L'Espagne avance sur les droits des transgenres, quand d'autres pays hésitent
Après des mois de discussions parfois houleuses, les députés espagnols doivent adopter définitivement jeudi une loi permettant de changer librement de genre dès 16 ans, à l'heure où d'autres pays européens hésitent ou font marche arrière sur ce sujet controversé.
Cheval de bataille du parti de gauche radicale Podemos, allié des socialistes au sein du gouvernement de Pedro Sánchez, ce projet de loi dit "transgenre" a été adopté par une large majorité de députés en première lecture le 22 décembre. Le Sénat l'ayant voté la semaine dernière avec quelques modifications, les députés doivent de nouveau se prononcer.
Il permettra aux personnes qui le souhaitent de faire changer leur genre sur leurs papiers d'identité via une simple déclaration administrative dès l'âge de 16 ans.
Il ne sera alors plus nécessaire de fournir des rapports médicaux attestant d'une dysphorie de genre et des preuves d'un traitement hormonal suivi durant deux ans, comme c'est le cas aujourd'hui pour les personnes majeures.
Le texte étendra également ce droit aux 14-16 ans, à condition qu'ils soient accompagnés dans la procédure par leurs tuteurs légaux, ainsi qu'aux 12-14 ans s'ils obtiennent le feu vert de la justice.
L'Espagne rejoindra ainsi les quelques pays au monde autorisant l'autodétermination du genre, à l'image du Danemark, premier pays à avoir accordé ce droit aux personnes transgenres en 2014.
- "Prudence" -
Le débat sur la dysphorie de genre, c'est-à-dire la détresse causée par une inadéquation entre le sexe biologique et le genre auquel s'identifie une personne, a pris de l'ampleur dans de nombreux pays ces dernières années avec l'accroissement des demandes de transition, notamment chez les mineurs.
Mais le vote en Espagne survient au moment où plusieurs pays, jusque-là en pointe sur le sujet, s'interrogent, quand ils ne font pas marche arrière.
En Suède, les autorités ont ainsi décidé voilà un an de mettre fin à l'hormonothérapie pour les mineurs, sauf dans de très rares cas, invoquant la nécessité de faire preuve de "prudence" dans un domaine rempli d'inconnues.

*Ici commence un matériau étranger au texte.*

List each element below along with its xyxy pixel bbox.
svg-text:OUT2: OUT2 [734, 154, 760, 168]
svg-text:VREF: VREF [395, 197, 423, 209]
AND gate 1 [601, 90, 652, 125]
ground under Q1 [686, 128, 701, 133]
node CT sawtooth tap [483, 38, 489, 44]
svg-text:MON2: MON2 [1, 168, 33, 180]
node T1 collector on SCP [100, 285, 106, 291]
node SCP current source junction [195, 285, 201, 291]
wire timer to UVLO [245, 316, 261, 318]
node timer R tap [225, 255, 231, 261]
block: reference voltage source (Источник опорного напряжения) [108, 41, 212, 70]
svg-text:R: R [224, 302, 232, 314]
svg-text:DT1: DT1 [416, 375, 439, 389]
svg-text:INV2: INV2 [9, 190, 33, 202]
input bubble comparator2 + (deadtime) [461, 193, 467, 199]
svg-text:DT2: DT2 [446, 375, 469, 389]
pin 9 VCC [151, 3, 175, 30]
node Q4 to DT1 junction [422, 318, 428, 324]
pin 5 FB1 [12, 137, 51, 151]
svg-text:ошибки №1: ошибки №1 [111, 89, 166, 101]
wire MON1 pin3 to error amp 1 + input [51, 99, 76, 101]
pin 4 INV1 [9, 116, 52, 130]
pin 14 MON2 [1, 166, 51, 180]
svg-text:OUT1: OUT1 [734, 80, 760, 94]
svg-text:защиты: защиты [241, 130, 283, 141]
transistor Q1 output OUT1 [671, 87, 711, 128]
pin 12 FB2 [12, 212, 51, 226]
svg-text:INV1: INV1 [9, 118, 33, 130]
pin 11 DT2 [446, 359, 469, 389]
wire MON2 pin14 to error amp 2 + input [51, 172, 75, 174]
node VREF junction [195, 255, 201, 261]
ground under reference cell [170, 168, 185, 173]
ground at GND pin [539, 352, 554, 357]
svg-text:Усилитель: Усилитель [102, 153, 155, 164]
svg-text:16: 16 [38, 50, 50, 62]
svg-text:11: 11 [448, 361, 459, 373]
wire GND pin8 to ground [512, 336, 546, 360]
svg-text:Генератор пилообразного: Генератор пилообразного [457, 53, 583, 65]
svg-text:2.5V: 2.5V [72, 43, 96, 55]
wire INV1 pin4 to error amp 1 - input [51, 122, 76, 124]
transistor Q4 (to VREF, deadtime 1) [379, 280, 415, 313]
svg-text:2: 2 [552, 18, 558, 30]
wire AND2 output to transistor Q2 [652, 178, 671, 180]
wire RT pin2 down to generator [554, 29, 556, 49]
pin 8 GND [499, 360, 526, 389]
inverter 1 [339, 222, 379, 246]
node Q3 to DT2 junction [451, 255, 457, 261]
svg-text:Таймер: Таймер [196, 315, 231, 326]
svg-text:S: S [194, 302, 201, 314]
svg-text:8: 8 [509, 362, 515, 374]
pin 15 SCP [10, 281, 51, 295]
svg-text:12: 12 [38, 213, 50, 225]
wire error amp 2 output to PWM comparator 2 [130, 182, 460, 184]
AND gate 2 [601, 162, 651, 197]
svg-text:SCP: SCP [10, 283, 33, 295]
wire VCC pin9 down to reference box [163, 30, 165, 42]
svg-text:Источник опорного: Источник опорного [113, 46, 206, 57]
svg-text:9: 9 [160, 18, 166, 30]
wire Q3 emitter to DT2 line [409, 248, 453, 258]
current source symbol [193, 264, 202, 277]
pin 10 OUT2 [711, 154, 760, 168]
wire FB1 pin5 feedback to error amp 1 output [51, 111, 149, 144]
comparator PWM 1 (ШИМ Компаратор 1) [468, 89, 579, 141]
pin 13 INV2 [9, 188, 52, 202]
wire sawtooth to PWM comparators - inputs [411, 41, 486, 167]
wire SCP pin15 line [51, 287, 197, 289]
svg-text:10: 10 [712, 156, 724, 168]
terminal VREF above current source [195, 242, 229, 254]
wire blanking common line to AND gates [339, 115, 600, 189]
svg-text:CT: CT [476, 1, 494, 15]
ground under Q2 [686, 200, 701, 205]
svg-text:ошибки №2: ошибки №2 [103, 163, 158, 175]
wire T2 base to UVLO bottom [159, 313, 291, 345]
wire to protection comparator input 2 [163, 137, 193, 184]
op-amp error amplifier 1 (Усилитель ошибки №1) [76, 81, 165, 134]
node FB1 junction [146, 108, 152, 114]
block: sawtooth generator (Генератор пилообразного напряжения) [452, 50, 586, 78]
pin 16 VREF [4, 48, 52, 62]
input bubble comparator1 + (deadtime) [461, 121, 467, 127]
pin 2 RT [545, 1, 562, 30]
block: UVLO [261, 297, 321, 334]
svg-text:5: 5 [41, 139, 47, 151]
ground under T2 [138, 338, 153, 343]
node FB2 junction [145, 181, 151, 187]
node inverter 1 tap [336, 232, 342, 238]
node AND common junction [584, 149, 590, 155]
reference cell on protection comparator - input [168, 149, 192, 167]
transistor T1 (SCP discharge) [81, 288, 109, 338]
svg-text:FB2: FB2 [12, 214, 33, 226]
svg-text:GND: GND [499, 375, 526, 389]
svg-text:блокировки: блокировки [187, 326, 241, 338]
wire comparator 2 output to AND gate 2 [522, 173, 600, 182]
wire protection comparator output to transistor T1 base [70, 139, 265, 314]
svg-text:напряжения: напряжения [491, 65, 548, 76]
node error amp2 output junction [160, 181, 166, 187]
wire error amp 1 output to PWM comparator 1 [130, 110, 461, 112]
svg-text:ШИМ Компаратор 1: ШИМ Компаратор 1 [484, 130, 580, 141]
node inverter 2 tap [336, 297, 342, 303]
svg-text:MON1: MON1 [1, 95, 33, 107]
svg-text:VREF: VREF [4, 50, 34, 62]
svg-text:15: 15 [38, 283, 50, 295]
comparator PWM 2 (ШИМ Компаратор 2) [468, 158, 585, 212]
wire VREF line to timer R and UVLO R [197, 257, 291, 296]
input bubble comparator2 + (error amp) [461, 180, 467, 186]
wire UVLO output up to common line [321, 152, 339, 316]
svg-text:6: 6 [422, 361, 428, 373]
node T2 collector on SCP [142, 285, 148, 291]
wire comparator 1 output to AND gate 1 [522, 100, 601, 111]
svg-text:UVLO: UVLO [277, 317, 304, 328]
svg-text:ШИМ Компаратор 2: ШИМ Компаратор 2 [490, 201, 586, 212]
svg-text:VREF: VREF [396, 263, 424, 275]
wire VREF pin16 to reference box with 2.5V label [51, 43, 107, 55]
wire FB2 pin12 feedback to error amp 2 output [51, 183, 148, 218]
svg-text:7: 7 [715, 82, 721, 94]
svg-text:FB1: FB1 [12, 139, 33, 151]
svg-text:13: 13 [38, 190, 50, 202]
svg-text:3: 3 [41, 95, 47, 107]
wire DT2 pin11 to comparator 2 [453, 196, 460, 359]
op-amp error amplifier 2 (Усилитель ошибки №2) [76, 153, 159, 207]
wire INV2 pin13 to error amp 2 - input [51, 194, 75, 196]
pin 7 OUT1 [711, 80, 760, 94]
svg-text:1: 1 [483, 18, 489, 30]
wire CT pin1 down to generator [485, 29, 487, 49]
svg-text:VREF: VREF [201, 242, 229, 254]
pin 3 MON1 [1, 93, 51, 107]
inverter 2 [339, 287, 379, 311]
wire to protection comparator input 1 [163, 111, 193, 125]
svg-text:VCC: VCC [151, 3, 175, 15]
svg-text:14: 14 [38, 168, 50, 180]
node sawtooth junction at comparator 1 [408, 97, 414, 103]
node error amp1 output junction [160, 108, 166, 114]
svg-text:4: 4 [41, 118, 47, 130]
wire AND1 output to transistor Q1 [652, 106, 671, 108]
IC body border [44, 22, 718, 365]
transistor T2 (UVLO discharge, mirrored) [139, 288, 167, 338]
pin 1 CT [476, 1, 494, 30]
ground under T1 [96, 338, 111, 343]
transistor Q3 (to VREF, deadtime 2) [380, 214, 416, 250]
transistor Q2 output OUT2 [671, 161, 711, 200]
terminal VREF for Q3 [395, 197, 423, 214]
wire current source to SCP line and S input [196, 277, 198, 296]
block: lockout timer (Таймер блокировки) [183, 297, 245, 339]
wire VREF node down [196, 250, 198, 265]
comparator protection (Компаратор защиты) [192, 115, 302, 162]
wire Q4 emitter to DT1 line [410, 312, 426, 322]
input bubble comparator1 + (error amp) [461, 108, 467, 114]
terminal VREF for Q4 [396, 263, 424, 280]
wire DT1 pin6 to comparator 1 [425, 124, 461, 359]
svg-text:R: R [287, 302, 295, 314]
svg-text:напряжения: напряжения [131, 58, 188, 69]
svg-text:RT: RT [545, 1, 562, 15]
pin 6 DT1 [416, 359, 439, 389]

En Finlande, une décision similaire a été prise dès 2020, tandis qu'en France, l'Académie de médecine a appelé à "une grande prudence médicale" dans le traitement des jeunes patients et à "la plus grande réserve" sur les traitements hormonaux.
Enfin, le Royaume-Uni a bloqué le mois dernier une loi écossaise sur les droits des transgenres similaire à celle de l'Espagne, adoptée fin décembre par le parlement d'Edimbourg au terme de vifs débats.
Cet épisode a fragilisé la Première ministre écossaise Nicola Sturgeon, qui a annoncé mercredi sa démission, après une vive controverse née de l'incarcération dans une prison pour femmes d'une femme transgenre condamnée pour avoir violé deux femmes avant sa transition.
- "Précipité" -
En Espagne, le projet de loi "trans" a suscité de profondes divisions au sein même de la gauche et du mouvement féministe, alors que le pays se prépare à des élections générales en fin d'année.
Le texte est ardemment défendu par la ministre de l'Egalité Irène Montero, membre de Podemos, qui s'est dite prête à "laisser (sa) peau" pour le faire adopter. "Les personnes trans et la communauté LGTBI ne peuvent plus attendre", a-t-elle insisté.
Un message relayé par la plus grande organisation LGBT d'Espagne, FELGBTI+. Cette loi "encouragera d'autres pays à suivre notre exemple", a déclaré sa présidente Uge Sangil.
Mais d'autres voix, dissonantes, se font entendre. "Revendiquer le genre comme étant au-dessus du sexe biologique (...) me semble être un recul", a ainsi dénoncé l'ex-numéro deux du gouvernement Sánchez, Carmen Calvo.
"Ouvrir cette porte" de la transition de genre "sans aucune restriction aux enfants me paraît précipité" et "très dangereux", a commenté Rim Alsalem, rapporteure spéciale de l'ONU sur la violence contre les femmes, dans une interview au quotidien madrilène El Mundo.
Lors de la session de jeudi, les députés adopteront également une loi portant sur les droits des femmes, qui prévoit notamment la création d'un "congé menstruel" pour les femmes souffrant de règles douloureuses, une première en Europe.
Le texte renforcera aussi l'accès à l'avortement dans les hôpitaux publics, où les objections de conscience des médecins sont nombreuses, et autorisera les avortements sans consentement parental dès l'âge de 16 ans.